Fehlender Prüfbericht

„Im neuen Islamgesetz ist festgelegt, dass die finanzielle Autonomie von Moscheevereinen durch das Kanzleramt zu prüfen ist. Das Kanzleramt sollte daher endlich den angekündigten Prüfbericht zur Finanzierung von Moscheevereinen vorlegen, nicht ablenken“, reagierte Innenminister Wolfgang Sobotka (ÖVP) auf eine parlamentarische Anfrage der SPÖ zum Thema und erklärte, dass das Kanzleramt zuerst seine Aufgaben erledigen müsse, damit das Innenressort weitere Schritte veranlassen könne.
Der Ex-Grüne Efgani Dönmez, der bei der Nationalratswahl für die Liste Kurz der ÖVP antritt, hatte der SPÖ zuvor vorgeworfen, bei der Prüfung der Finanzen islamischer Einrichtungen säumig zu sein.
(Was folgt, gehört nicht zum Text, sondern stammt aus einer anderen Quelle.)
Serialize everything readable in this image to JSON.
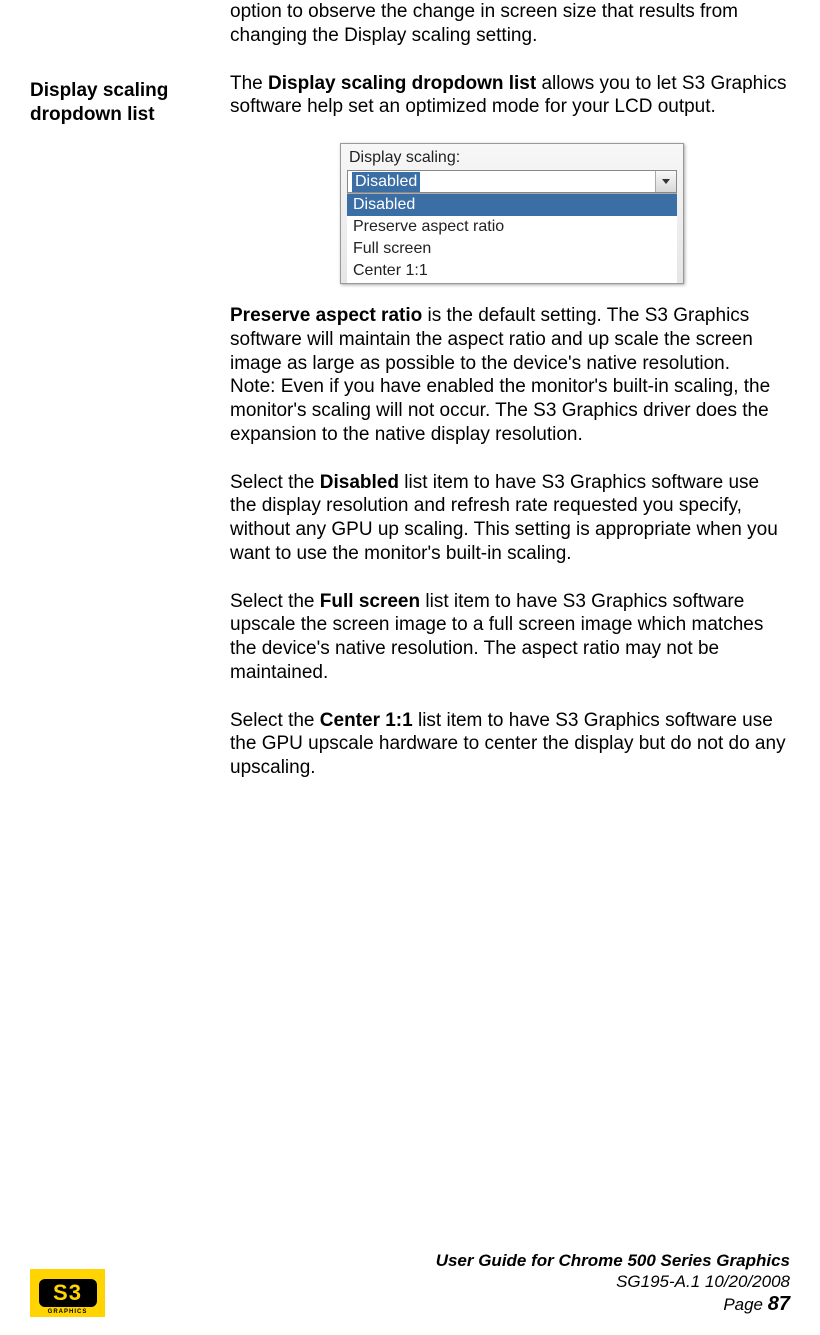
{
  "intro_para": "option to observe the change in screen size that results from changing the Display scaling setting.",
  "sidebar_heading": "Display scaling dropdown list",
  "p1_a": "The ",
  "p1_b": "Display scaling dropdown list",
  "p1_c": " allows you to let S3 Graphics software help set an optimized mode for your LCD output.",
  "dropdown": {
    "label": "Display scaling:",
    "selected": "Disabled",
    "items": [
      "Disabled",
      "Preserve aspect ratio",
      "Full screen",
      "Center 1:1"
    ]
  },
  "p2_a": "Preserve aspect ratio",
  "p2_b": " is the default setting. The S3 Graphics software will maintain the aspect ratio and up scale the screen image as large as possible to the device's native resolution.",
  "p2_note": "Note: Even if you have enabled the monitor's built-in scaling, the monitor's scaling will not occur. The S3 Graphics driver does the expansion to the native display resolution.",
  "p3_a": "Select the ",
  "p3_b": "Disabled",
  "p3_c": " list item to have S3 Graphics software use the display resolution and refresh rate requested you specify, without any GPU up scaling. This setting is appropriate when you want to use the monitor's built-in scaling.",
  "p4_a": "Select the ",
  "p4_b": "Full screen",
  "p4_c": " list item to have S3 Graphics software upscale the screen image to a full screen image which matches the device's native resolution. The aspect ratio may not be maintained.",
  "p5_a": "Select the ",
  "p5_b": "Center 1:1",
  "p5_c": " list item to have S3 Graphics software use the GPU upscale hardware to center the display but do not do any upscaling.",
  "footer": {
    "title": "User Guide for Chrome 500 Series Graphics",
    "docid": "SG195-A.1   10/20/2008",
    "page_label": "Page ",
    "page_num": "87",
    "logo_text": "S3",
    "logo_sub": "GRAPHICS"
  }
}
Die Volkspartei forderte deshalb eine schärfere Überwachung des entsprechenden Islamgesetzes durch die zuständige Staatssekretärin im Kanzleramt Muna Duzdar (SPÖ).
Duzdar wiederum hatte Anfang des Jahres eine Prüfung des türkisch-islamischen Vereins Atib angekündigt und wies die aktuelle Kritik des Innenministeriums mit dem Hinweis zurück, dass diese Prüfung laufe und noch keine Ergebnisse vorlägen: „Wir kümmern uns um unseren Bereich.“

Konsequenzen drohen

Sollte die noch ausstehende Prüfung durch das Kanzleramt den Verdacht einer Auslandsfinanzierung von Moscheevereinen belegen, werde man in letzter Konsequenz auch Auflösungen vornehmen, kündigte Innenminister Sobotka unmissverständlich an.